March 4, 2008 / 1:07 PM / 10 years ago

BMO profit hit hard by credit charges, provisions

QUEBEC CITY (Reuters) - Bank of Montreal’s (BMO.TO) first-quarter earnings fell a steeper-than-expected 27 percent, hurt by a double-whammy of capital market-related writedowns and soaring provisions for bad loans, the bank said on Tuesday.

William Downe, President and Chief Executive Officer of BMO financial group, speaks during their annual general meeting at Le Chateau Frontenac in Quebec City March 4, 2008. REUTERS/Mathieu Belanger

BMO’s stock fell 4.9 percent on the Toronto Stock Exchange after Canada’s fifth-biggest bank also warned that it would not meet its 2008 goals for earnings growth of 10-15 percent.

“It is very notable that they said they are going to miss their provisions guidance for the year and earnings target guidance for the year,” said National Bank Financial analyst Robert Sedran.

BMO’s stock was down C$2.35 per share at C$46.01 in afternoon trade. It has plunged 18 percent so far this year, the worst performance among Canadian banks.

The bank earned C$255 million ($258 million), or 47 Canadian cents a share, in the three months ended January 31. That compares with net income of C$348 million, or 67 Canadian cents a share, in the same period a year earlier.

Earnings were chopped by capital market-related writedowns and higher provisions for credit losses, which totaled C$548 million before tax.

The capital-markets charges alone were C$488 million, in line with the C$490 million BMO had warned about on February 19. They included losses on positions related to bond insurer ACA Financial Guarantee Corp., trading and structured credit-related positions, preferred shares, and losses on asset-backed commercial paper and structured finance vehicles.

At a press conference after the bank’s annual meeting in Quebec City, BMO President and Chief Executive Bill Downe said there is now zero appetite for certain credit-market securities, even if the underlying assets are of high quality.

“In light of market changes, it is now clear that our positions grew beyond what was in line for our risk tolerance and strategic direction,” he said.

Excluding its writedowns, which were C$362 million after tax, net income was C$617 million, or C$1.19 a share.

Analysts had expected BMO to post earnings of C$1.38 a share before items, according to Reuters Estimates.

“About half of the shortfall versus our core EPS estimates was due to higher than expected loan losses,” RBC Capital Markets analyst Andre-Phillipe Hardy said.
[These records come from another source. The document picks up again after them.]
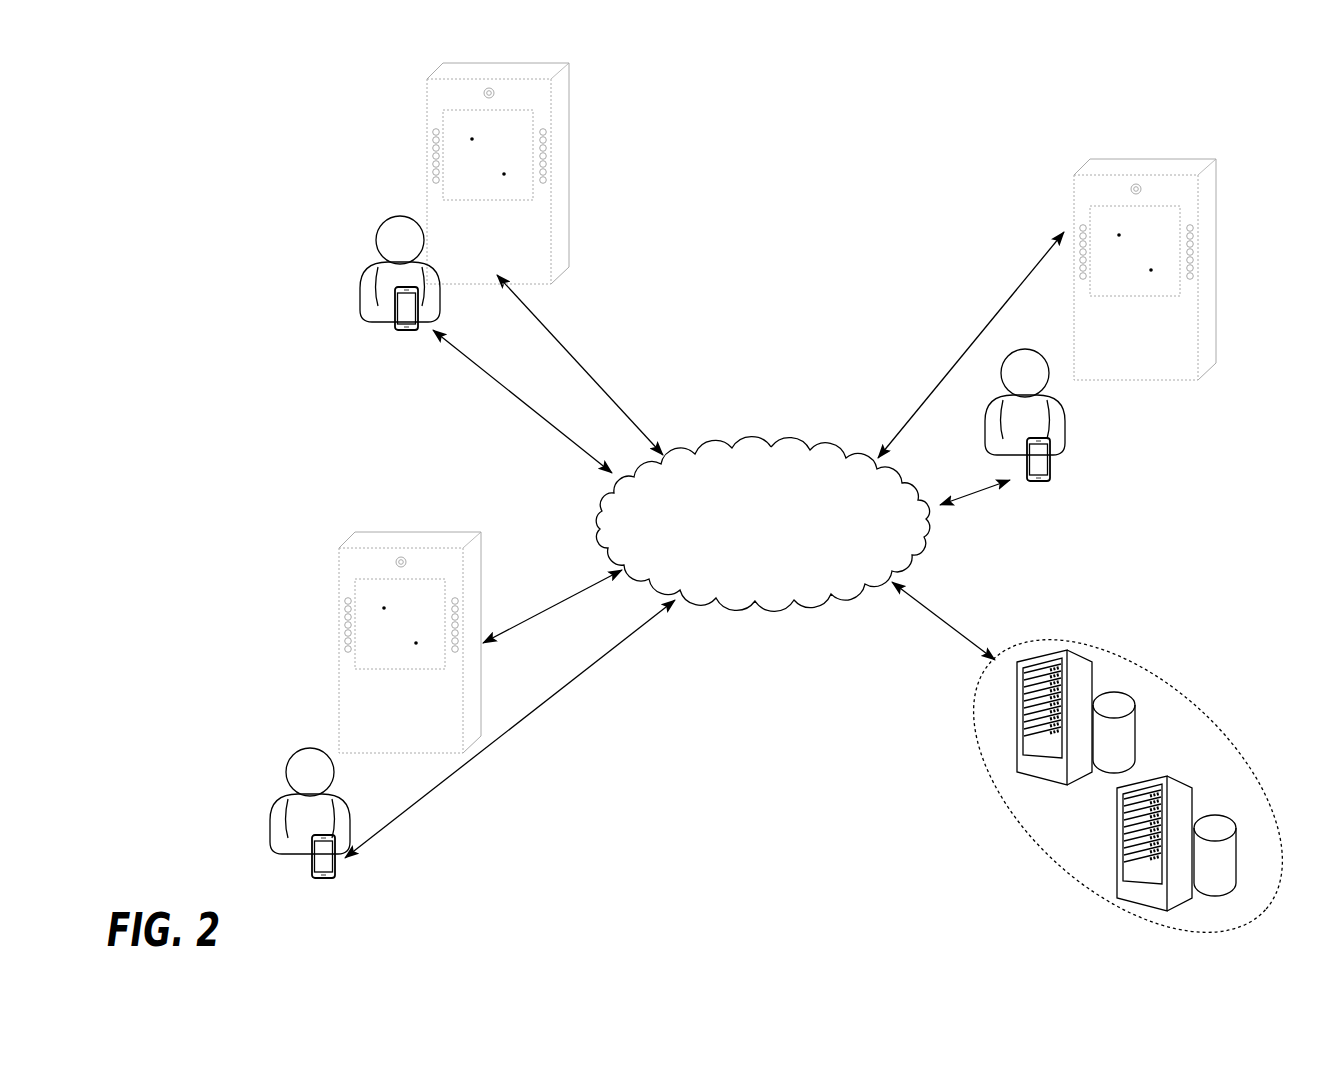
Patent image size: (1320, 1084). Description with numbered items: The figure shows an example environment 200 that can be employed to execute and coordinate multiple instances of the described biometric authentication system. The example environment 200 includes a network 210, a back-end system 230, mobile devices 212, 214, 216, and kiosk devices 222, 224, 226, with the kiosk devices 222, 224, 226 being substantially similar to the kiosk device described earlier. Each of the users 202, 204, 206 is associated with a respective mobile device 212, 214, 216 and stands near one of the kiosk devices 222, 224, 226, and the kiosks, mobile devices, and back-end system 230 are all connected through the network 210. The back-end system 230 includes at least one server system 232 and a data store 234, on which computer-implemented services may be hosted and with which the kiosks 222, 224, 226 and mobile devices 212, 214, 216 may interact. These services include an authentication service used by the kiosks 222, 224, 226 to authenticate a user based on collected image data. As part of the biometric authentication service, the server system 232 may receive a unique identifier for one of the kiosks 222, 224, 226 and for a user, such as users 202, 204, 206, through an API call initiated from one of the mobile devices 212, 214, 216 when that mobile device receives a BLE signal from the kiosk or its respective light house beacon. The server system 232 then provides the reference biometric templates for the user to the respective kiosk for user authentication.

The example environment 200 is at (290, 108).
The user 202 is at (270, 797).
The user 204 is at (363, 270).
The user 206 is at (1065, 437).
The network 210 is at (743, 603).
The mobile device 212 is at (322, 868).
The mobile device 214 is at (405, 319).
The mobile device 216 is at (1037, 474).
The kiosk device 222 is at (362, 712).
The kiosk device 224 is at (557, 256).
The kiosk device 226 is at (1202, 351).
The back-end system 230 is at (1190, 693).
The server system 232 is at (1046, 652).
The data store 234 is at (1112, 690).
BMO said its quarterly provisions for credit losses soared to C$230 million from just C$52 million a year earlier.

Specific provisions for credit losses doubled to C$170 million in the first quarter, a level the bank said is likely to be repeated in quarters for the rest of the year.
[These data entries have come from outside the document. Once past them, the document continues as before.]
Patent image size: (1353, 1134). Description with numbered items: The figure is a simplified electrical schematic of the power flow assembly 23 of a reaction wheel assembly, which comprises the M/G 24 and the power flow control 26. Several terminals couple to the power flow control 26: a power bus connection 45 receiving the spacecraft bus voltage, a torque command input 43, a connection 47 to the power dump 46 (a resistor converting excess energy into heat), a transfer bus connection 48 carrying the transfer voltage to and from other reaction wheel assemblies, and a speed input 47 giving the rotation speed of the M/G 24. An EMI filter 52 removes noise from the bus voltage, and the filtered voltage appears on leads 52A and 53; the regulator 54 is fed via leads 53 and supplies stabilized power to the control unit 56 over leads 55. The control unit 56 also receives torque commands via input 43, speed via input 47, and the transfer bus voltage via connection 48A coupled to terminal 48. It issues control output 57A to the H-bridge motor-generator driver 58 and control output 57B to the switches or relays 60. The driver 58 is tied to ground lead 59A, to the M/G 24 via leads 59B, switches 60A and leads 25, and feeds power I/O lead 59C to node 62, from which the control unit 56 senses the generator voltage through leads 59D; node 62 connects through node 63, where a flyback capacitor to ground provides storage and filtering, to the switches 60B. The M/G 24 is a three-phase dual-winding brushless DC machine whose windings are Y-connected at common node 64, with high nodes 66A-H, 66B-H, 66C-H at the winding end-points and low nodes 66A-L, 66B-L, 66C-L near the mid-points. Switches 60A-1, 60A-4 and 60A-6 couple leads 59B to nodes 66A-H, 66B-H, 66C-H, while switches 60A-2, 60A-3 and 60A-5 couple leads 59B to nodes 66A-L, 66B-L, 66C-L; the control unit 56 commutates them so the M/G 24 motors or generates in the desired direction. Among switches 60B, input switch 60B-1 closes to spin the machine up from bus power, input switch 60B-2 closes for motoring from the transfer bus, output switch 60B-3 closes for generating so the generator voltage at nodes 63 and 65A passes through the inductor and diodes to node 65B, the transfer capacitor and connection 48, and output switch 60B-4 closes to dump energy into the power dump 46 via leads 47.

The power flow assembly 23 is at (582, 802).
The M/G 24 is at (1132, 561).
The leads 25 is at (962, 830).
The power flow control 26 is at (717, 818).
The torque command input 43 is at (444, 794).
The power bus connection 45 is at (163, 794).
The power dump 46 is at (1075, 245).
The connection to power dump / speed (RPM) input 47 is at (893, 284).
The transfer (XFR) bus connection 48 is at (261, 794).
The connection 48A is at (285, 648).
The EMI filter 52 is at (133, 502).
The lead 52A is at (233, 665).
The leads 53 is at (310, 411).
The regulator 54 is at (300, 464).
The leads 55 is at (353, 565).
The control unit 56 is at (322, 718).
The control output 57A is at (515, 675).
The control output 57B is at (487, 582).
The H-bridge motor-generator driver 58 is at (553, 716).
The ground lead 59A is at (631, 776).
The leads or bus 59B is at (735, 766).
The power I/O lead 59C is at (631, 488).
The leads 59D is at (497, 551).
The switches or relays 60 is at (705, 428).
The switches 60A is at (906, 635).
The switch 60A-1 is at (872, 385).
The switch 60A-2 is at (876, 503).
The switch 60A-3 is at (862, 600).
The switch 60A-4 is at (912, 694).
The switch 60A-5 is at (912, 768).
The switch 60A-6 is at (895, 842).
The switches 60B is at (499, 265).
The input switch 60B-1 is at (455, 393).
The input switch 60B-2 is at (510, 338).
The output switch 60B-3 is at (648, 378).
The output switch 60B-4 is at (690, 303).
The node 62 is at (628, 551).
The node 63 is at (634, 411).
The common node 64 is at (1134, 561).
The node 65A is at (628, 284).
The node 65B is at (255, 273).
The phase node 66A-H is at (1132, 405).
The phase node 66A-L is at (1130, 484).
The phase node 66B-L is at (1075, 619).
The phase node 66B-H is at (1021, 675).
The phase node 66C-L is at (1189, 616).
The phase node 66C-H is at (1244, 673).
It gave little new information on the future of two troubled asset-backed commercial paper trusts, Apex and Sitka, but repeated a warning that it could face a further writedown of about C$500 million in the second quarter if ongoing restructuring talks do not succeed.

“The talks are advanced,” Downe told reporters, but there is no absolute deadline for a resolution.
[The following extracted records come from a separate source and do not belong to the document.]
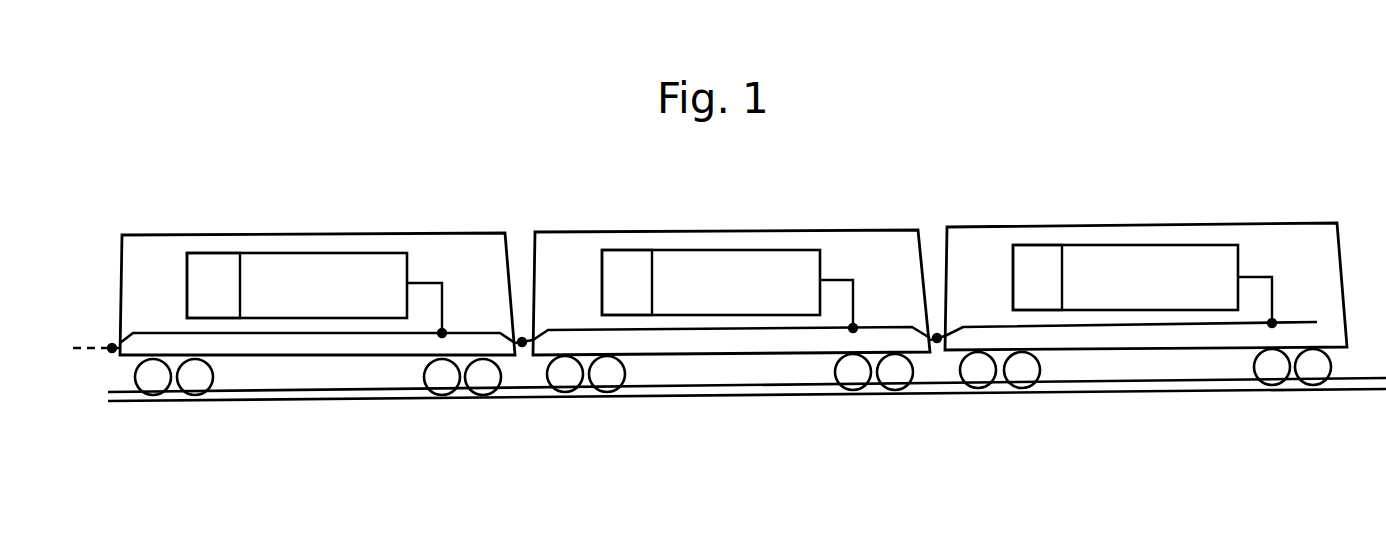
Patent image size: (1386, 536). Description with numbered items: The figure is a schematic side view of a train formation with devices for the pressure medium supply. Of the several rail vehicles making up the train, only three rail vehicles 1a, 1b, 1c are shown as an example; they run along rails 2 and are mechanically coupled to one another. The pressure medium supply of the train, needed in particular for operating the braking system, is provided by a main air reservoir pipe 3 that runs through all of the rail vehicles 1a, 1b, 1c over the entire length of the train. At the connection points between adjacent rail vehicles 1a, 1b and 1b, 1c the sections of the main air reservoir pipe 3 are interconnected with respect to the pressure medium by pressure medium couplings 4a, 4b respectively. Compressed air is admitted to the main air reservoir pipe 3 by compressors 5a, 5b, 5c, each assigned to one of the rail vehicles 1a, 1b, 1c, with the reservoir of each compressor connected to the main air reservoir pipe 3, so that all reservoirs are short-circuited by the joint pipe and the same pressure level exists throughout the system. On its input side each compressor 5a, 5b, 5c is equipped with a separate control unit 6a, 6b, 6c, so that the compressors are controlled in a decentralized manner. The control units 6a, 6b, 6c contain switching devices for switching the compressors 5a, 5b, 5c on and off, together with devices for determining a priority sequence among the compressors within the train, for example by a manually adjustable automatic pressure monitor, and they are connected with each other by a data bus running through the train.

The rail vehicle 1a is at (285, 233).
The rail vehicle 1b is at (708, 230).
The rail vehicle 1c is at (1117, 177).
The rails 2 is at (288, 397).
The main air reservoir pipe 3 is at (715, 332).
The pressure medium coupling 4a is at (522, 342).
The pressure medium coupling 4b is at (937, 338).
The compressor 5a is at (345, 277).
The compressor 5b is at (770, 267).
The compressor 5c is at (1178, 263).
The control unit 6a is at (215, 267).
The control unit 6b is at (627, 267).
The control unit 6c is at (1035, 260).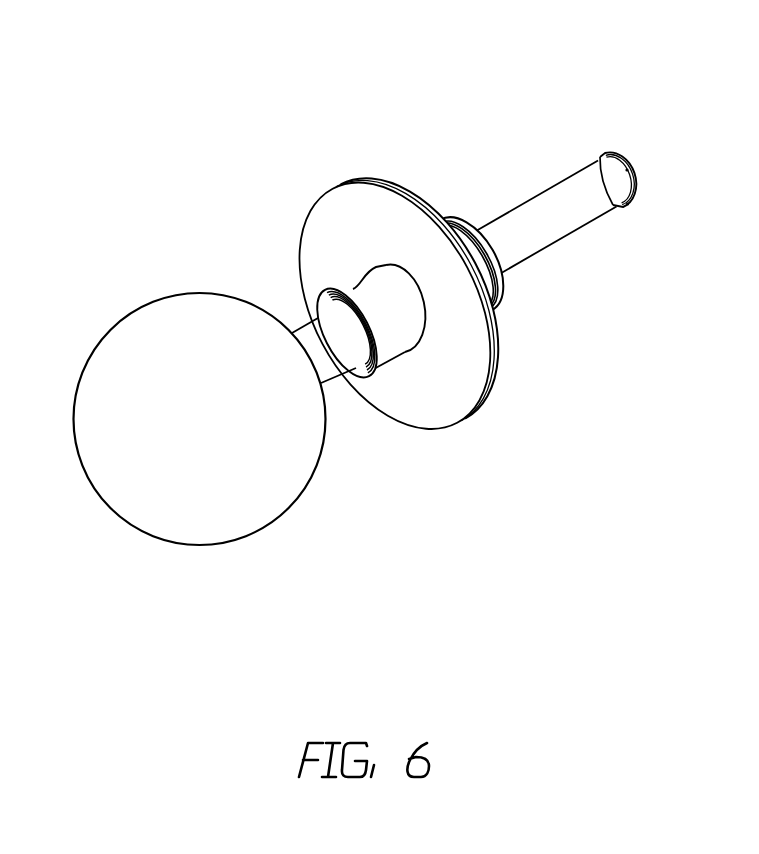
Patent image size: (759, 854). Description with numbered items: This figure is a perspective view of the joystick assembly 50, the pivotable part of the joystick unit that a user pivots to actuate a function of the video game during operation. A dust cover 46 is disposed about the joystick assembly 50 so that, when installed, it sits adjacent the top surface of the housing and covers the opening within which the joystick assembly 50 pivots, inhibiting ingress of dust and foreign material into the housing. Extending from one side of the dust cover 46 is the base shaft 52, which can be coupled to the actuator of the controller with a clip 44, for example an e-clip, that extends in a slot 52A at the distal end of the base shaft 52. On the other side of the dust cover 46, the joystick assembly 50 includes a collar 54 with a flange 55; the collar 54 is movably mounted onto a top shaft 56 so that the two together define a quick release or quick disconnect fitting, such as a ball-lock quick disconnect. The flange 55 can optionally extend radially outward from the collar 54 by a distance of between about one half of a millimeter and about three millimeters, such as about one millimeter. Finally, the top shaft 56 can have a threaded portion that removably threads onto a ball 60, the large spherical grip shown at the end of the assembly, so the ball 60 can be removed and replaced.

The joystick assembly 50 is at (408, 290).
The dust cover 46 is at (345, 206).
The base shaft 52 is at (566, 160).
The slot 52A is at (615, 143).
The clip 44 is at (656, 183).
The flange 55 is at (517, 293).
The top shaft 56 is at (305, 322).
The collar 54 is at (388, 358).
The ball 60 is at (212, 434).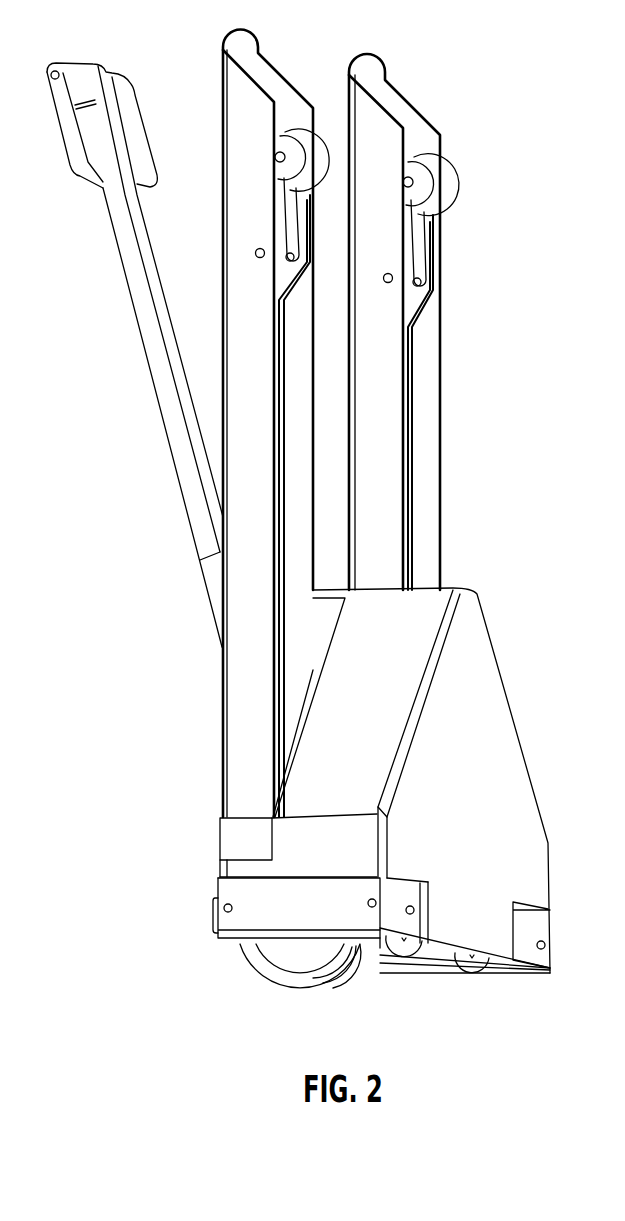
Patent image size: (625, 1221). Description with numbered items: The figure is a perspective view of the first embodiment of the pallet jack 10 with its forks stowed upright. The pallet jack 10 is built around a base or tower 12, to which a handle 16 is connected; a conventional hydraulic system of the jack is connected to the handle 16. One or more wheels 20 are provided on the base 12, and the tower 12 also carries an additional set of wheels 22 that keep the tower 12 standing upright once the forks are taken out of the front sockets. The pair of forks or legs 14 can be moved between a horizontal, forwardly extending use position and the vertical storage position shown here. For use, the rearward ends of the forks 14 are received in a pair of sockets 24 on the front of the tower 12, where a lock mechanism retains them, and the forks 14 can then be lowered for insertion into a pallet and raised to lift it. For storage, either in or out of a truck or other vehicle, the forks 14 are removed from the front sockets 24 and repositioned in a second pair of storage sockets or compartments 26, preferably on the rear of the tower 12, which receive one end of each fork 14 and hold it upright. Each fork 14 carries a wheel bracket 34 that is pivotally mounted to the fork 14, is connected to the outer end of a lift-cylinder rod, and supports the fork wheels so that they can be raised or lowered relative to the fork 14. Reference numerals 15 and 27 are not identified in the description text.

Late on Monday rating agency DBRS put the two BMO-sponsored trusts on ratings watch with negative implications. DBRS had downgraded them last week to one notch above default.

“I think the choices are (either) a restructuring, or we’ll recognize a loss of C$500 million and put this behind us,” Downe said.

The bank also provided more information on other investments that have worried the market.

It said its investment in ABCP of six BMO-sponsored Canadian securitization conduits had plummeted to C$1.8 billion as of January 31, from C$5.9 billion at October 31, 2007. It said it has commitments to provide backstop liquidity facilities to these conduits totaling up to C$23 billion.

The bank also agreed to provide liquidity support facilities to a U.S.-sponsored ABCP conduit called Fairway Finance Co LLC.

BMO also holds C$302 million worth of nonbank sponsored ABCP that is part of a broader Canadian restructuring effort called the Montreal Accord. BMO would only repeat that it was “fully supportive” of that restructuring work, due to conclude in April.

Within BMO’s various units, net income at the bank’s Canadian retail bank rose 1.7 percent to C$302 million.

Net income at its U.S. retail operations, centered around Chicago-based Harris bank, rose 5.2 percent to US$26 million.

In its private client group, net income increased 7.6 percent to C$98 million.

But BMO Capital Markets, which shouldered the credit-related writedowns, lost C$34 million versus a net loss of C$20 million a year earlier.